MOLCER 7, Jean Quétier. Cet article entreprend de comparer les conceptions de Marx et de Lénine concernant le parti révolutionnaire. La thèse qui y est défendue est que la vision du parti exposée par Lénine dans Que faire ? marque, en dépit d'une inspiration commune, un triple infléchissement par rapport aux analyses de Marx, triple infléchissement qui peut à chaque fois être compris comme l'affirmation de la primauté de l'extériorité partisane sur la logique immanente du mouvement ouvrier. Premièrement, il y a extériorité de la théorie révolutionnaire, élaborée par les intellectuels bourgeois, par rapport aux ouvriers appelés à se l'assimiler. Deuxièmement, il y a extériorité de la lutte politique par rapport à la lutte économique. Troisièmement, il y a extériorité de l'organisation révolutionnaire elle-même par rapport au mouvement de masse du prolétariat.

    Il y a à première vue quelque chose de paradoxal à entreprendre de comparer les conceptions de Marx et de Lénine concernant le parti révolutionnaire. Ce paradoxe apparent tient notamment au fait qu'il est d'usage de considérer que Marx, à la différence de Lénine, n'a pas véritablement développé de théorie du parti. Cette distribution des rôles correspondant à une sorte de division du travail implicite a été largement popularisée par l'orthodoxie marxiste-léniniste, qui s'est même efforcée d'en rendre raison en renvoyant Marx aux limites constitutives de sa propre époque. On trouve un exemple particulièrement parlant de ce type de lecture chez Staline lui-même, qui affirme dans les Principes du léninisme que, contrairement à Lénine, Marx aurait vécu dans une période pré-révolutionnaire et pré-impérialiste dans laquelle « le Parti n'avait pas et ne pouvait pas avoir l'importance sérieuse et décisive qu'il a acquise par la suite au cours des batailles révolutionnaires ouvertes  ». S'il n'y a pas de théorie du parti chez Marx, toute tentative visant à comparer ses positions avec celles défendues par Lénine sur le sujet semble donc vouée à l'échec. En la matière, comme on le voit d'emblée, la prise de distance avec le discours traditionnel du marxisme-léninisme n'implique même pas d'affirmer l'existence d'une divergence entre les positions de Marx et celles de Lénine, elle se produit dès l'instant où l'on prend au sérieux l'idée qu'il existe une théorie du parti au sens fort du terme chez Marx lui-même.
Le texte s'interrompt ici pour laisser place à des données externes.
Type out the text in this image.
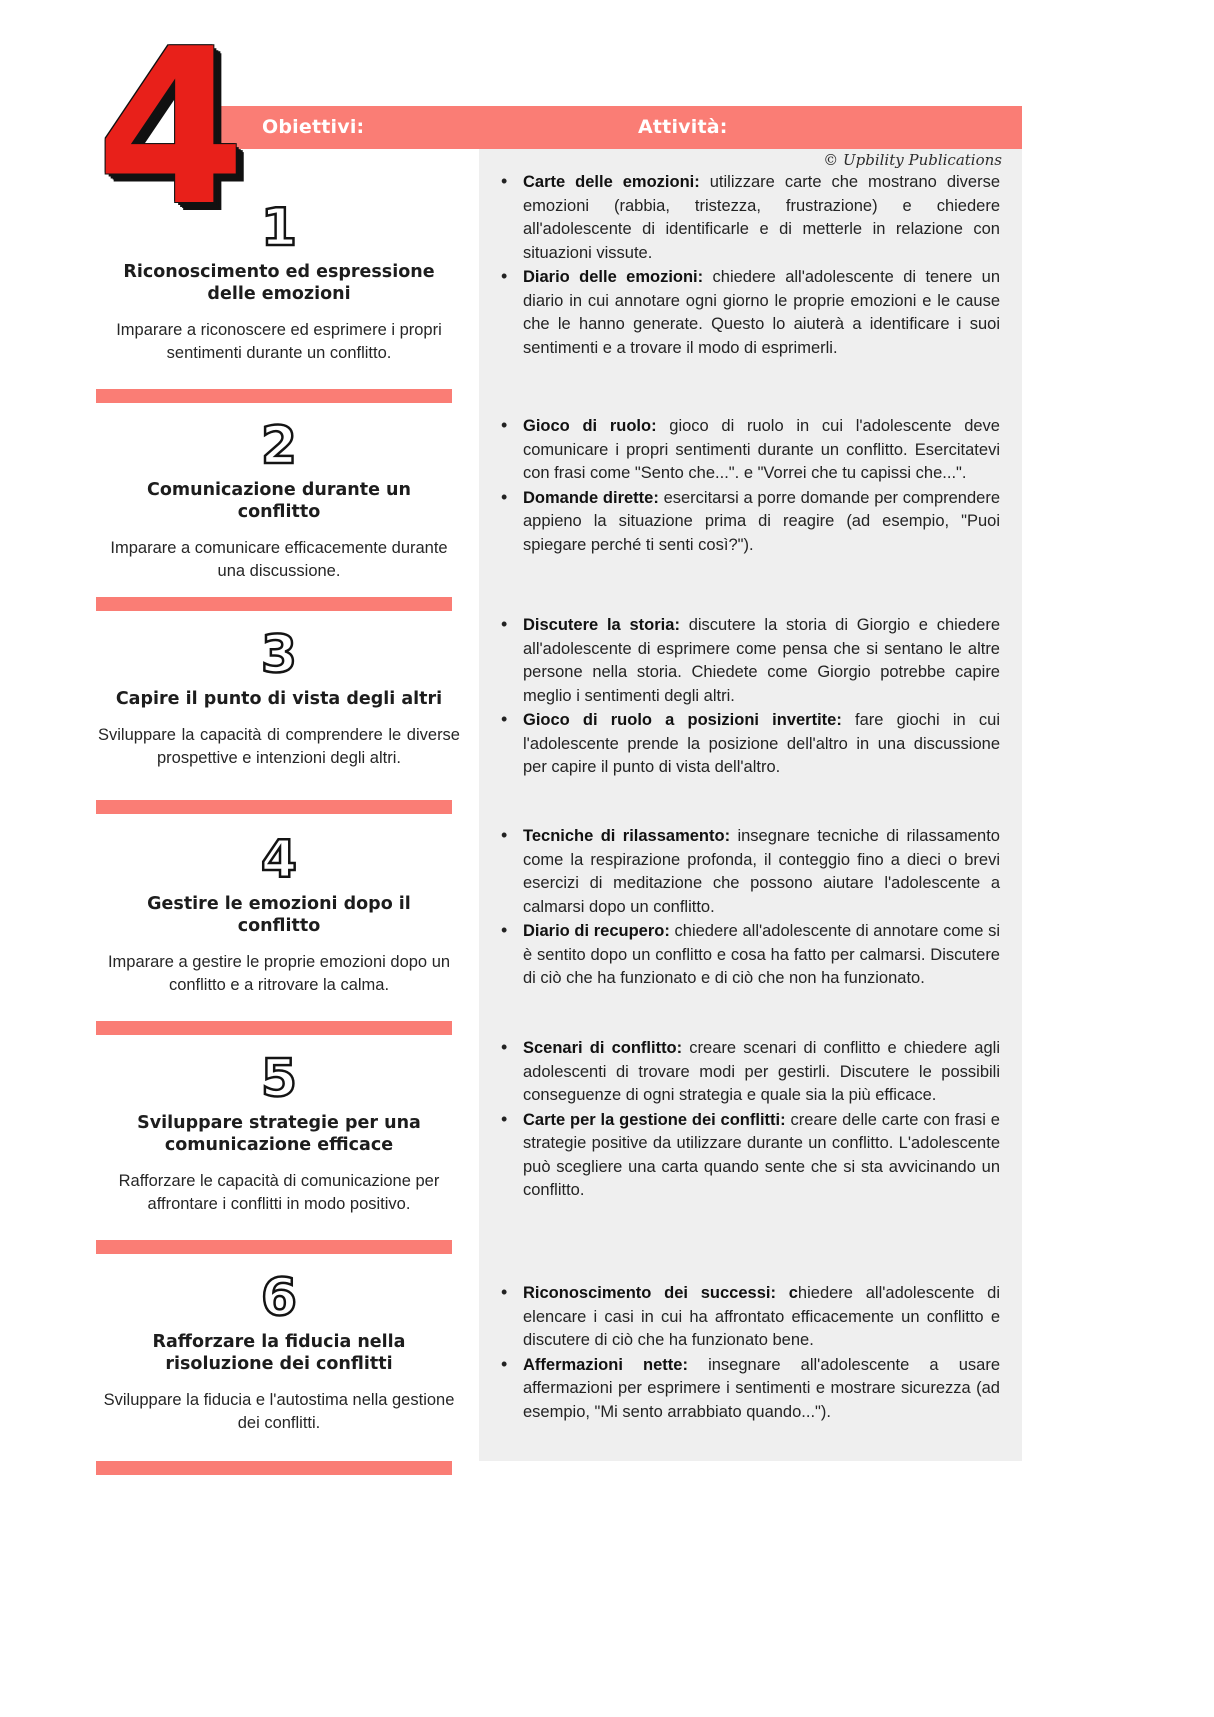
4 Obiettivi:	Attività:
© Upbility Publications
1
Riconoscimento ed espressione delle emozioni
Imparare a riconoscere ed esprimere i propri sentimenti durante un conflitto.
• Carte delle emozioni: utilizzare carte che mostrano diverse emozioni (rabbia, tristezza, frustrazione) e chiedere all'adolescente di identificarle e di metterle in relazione con situazioni vissute.
• Diario delle emozioni: chiedere all'adolescente di tenere un diario in cui annotare ogni giorno le proprie emozioni e le cause che le hanno generate. Questo lo aiuterà a identificare i suoi sentimenti e a trovare il modo di esprimerli.
2
Comunicazione durante un conflitto
Imparare a comunicare efficacemente durante una discussione.
• Gioco di ruolo: gioco di ruolo in cui l'adolescente deve comunicare i propri sentimenti durante un conflitto. Esercitatevi con frasi come "Sento che...". e "Vorrei che tu capissi che...".
• Domande dirette: esercitarsi a porre domande per comprendere appieno la situazione prima di reagire (ad esempio, "Puoi spiegare perché ti senti così?").
3
Capire il punto di vista degli altri
Sviluppare la capacità di comprendere le diverse prospettive e intenzioni degli altri.
• Discutere la storia: discutere la storia di Giorgio e chiedere all'adolescente di esprimere come pensa che si sentano le altre persone nella storia. Chiedete come Giorgio potrebbe capire meglio i sentimenti degli altri.
• Gioco di ruolo a posizioni invertite: fare giochi in cui l'adolescente prende la posizione dell'altro in una discussione per capire il punto di vista dell'altro.
4
Gestire le emozioni dopo il conflitto
Imparare a gestire le proprie emozioni dopo un conflitto e a ritrovare la calma.
• Tecniche di rilassamento: insegnare tecniche di rilassamento come la respirazione profonda, il conteggio fino a dieci o brevi esercizi di meditazione che possono aiutare l'adolescente a calmarsi dopo un conflitto.
• Diario di recupero: chiedere all'adolescente di annotare come si è sentito dopo un conflitto e cosa ha fatto per calmarsi. Discutere di ciò che ha funzionato e di ciò che non ha funzionato.
5
Sviluppare strategie per una comunicazione efficace
Rafforzare le capacità di comunicazione per affrontare i conflitti in modo positivo.
• Scenari di conflitto: creare scenari di conflitto e chiedere agli adolescenti di trovare modi per gestirli. Discutere le possibili conseguenze di ogni strategia e quale sia la più efficace.
• Carte per la gestione dei conflitti: creare delle carte con frasi e strategie positive da utilizzare durante un conflitto. L'adolescente può scegliere una carta quando sente che si sta avvicinando un conflitto.
6
Rafforzare la fiducia nella risoluzione dei conflitti
Sviluppare la fiducia e l'autostima nella gestione dei conflitti.
• Riconoscimento dei successi: chiedere all'adolescente di elencare i casi in cui ha affrontato efficacemente un conflitto e discutere di ciò che ha funzionato bene.
• Affermazioni nette: insegnare all'adolescente a usare affermazioni per esprimere i sentimenti e mostrare sicurezza (ad esempio, "Mi sento arrabbiato quando...").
    Il nous semble néanmoins possible et souhaitable de le faire en tenant compte de deux éléments mis en évidence par la recherche récente et qui, en l'occurrence, nous paraissent convergents. D'un côté, il y a lieu de considérer que, dans l’œuvre de Marx, l'importance de la question du parti est en réalité plus grande qu'on l'affirme habituellement . D'un autre côté, il paraît possible de relativiser la rupture que représentent les positions de Lénine par rapport au corpus marxiste de son temps, en réinscrivant les infléchissements qu'il fait subir à la théorie du parti dans le contexte spécifique de l'autocratie russe . Ces deux éléments nous semblent contribuer à rebattre les cartes et donner du sens à une analyse comparative. Sans prétendre la mener à bien de façon exhaustive, nous tâcherons d'en esquisser ici quelques traits saillants en nous concentrant sur les thèses exposées par Lénine dans Que faire ? en 1902. L'hypothèse qui est la nôtre est que, si Marx et Lénine partent bien de prémisses communes, leurs positions divergent sur trois grandes questions : celle de la théorie révolutionnaire, celle de la lutte politique et celle de la conspiration.
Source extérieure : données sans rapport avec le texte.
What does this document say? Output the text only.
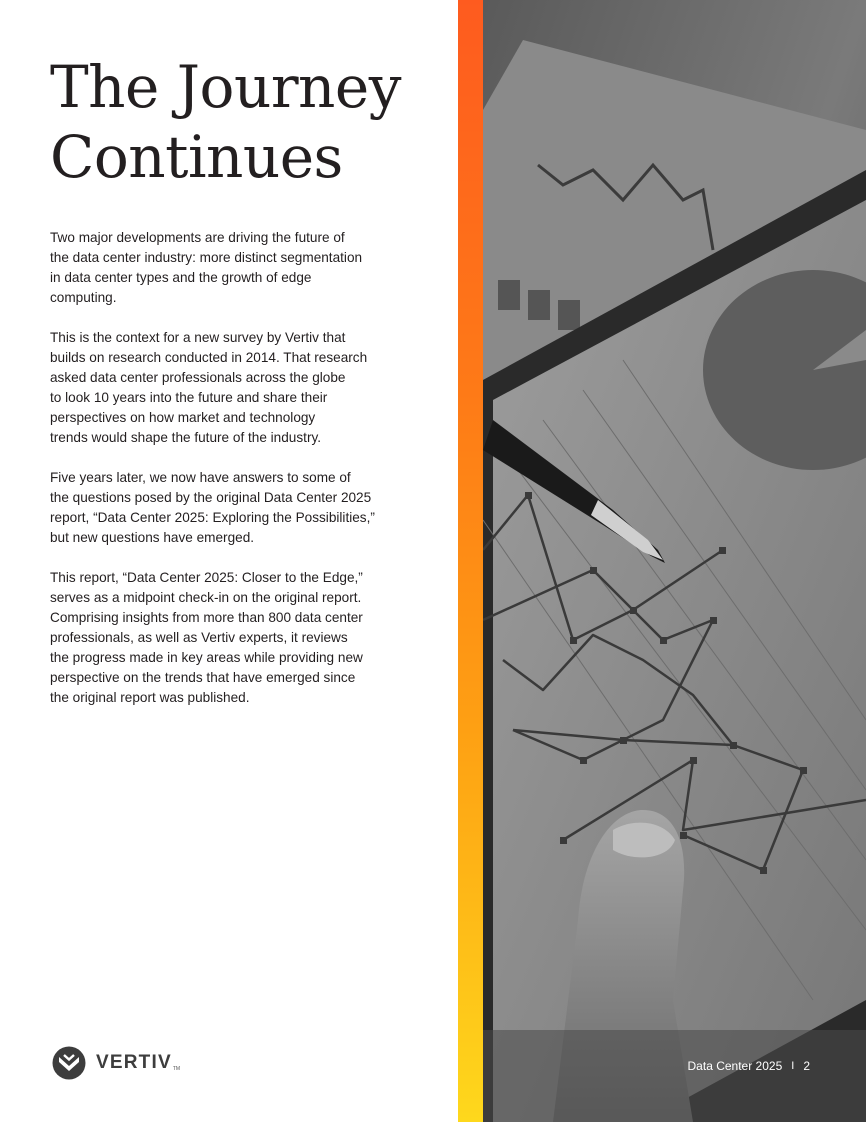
The Journey
Continues

Two major developments are driving the future of
the data center industry: more distinct segmentation
in data center types and the growth of edge
computing.

This is the context for a new survey by Vertiv that
builds on research conducted in 2014. That research
asked data center professionals across the globe
to look 10 years into the future and share their
perspectives on how market and technology
trends would shape the future of the industry.

Five years later, we now have answers to some of
the questions posed by the original Data Center 2025
report, “Data Center 2025: Exploring the Possibilities,”
but new questions have emerged.

This report, “Data Center 2025: Closer to the Edge,”
serves as a midpoint check-in on the original report.
Comprising insights from more than 800 data center
professionals, as well as Vertiv experts, it reviews
the progress made in key areas while providing new
perspective on the trends that have emerged since
the original report was published.

VERTIV TM	Data Center 2025 I 2
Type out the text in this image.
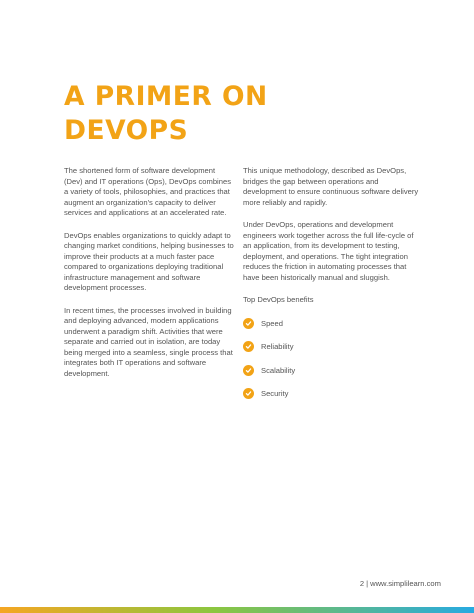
A PRIMER ON
DEVOPS

The shortened form of software development (Dev) and IT operations (Ops), DevOps combines a variety of tools, philosophies, and practices that augment an organization's capacity to deliver services and applications at an accelerated rate.

DevOps enables organizations to quickly adapt to changing market conditions, helping businesses to improve their products at a much faster pace compared to organizations deploying traditional infrastructure management and software development processes.

In recent times, the processes involved in building and deploying advanced, modern applications underwent a paradigm shift. Activities that were separate and carried out in isolation, are today being merged into a seamless, single process that integrates both IT operations and software development.

This unique methodology, described as DevOps, bridges the gap between operations and development to ensure continuous software delivery more reliably and rapidly.

Under DevOps, operations and development engineers work together across the full life-cycle of an application, from its development to testing, deployment, and operations. The tight integration reduces the friction in automating processes that have been historically manual and sluggish.

Top DevOps benefits

Speed
Reliability
Scalability
Security
2 | www.simplilearn.com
    Parti révolutionnaire et théorie révolutionnaire
    La question du rôle joué par la théorie dans la constitution d'un parti révolutionnaire digne de ce nom constitue assurément un point d'accord entre Marx et Lénine. L'un comme l'autre sont en effet convaincus qu'une action politique efficace ne saurait être conduite à l'aveugle et requiert la fidélité à un certain nombre de principes fondamentaux. En la matière, la formule de Lénine est célèbre : « Sans théorie révolutionnaire, pas de mouvement révolutionnaire  ». Et elle a justement vocation à donner raison à Marx contre toutes les tentatives visant à opposer à cette théorie révolutionnaire une forme d'éclectisme incohérent, qui ne peut que conduire le parti à se fourvoyer. Lénine cite d'ailleurs, dans ce même passage de Que faire ?, un extrait de la lettre adressée par Marx à Wilhelm Bracke le 5 mai 1875 au moment du congrès d'unification de la social-démocratie allemande à Gotha, qui va tout à fait dans le même sens. Favorable à un simple accord en vue de l'action entre le Parti ouvrier social-démocrate (SDAP) et l'Association générale des travailleurs allemands (ADAV), Marx affirmait en effet qu' « en rédigeant un programme de principes (au lieu de remettre cela à plus tard, après l'avoir préparé par une activité commune plus longue), on pose aux yeux du monde entier des jalons d'après lesquels mesurer le niveau du parti  ».  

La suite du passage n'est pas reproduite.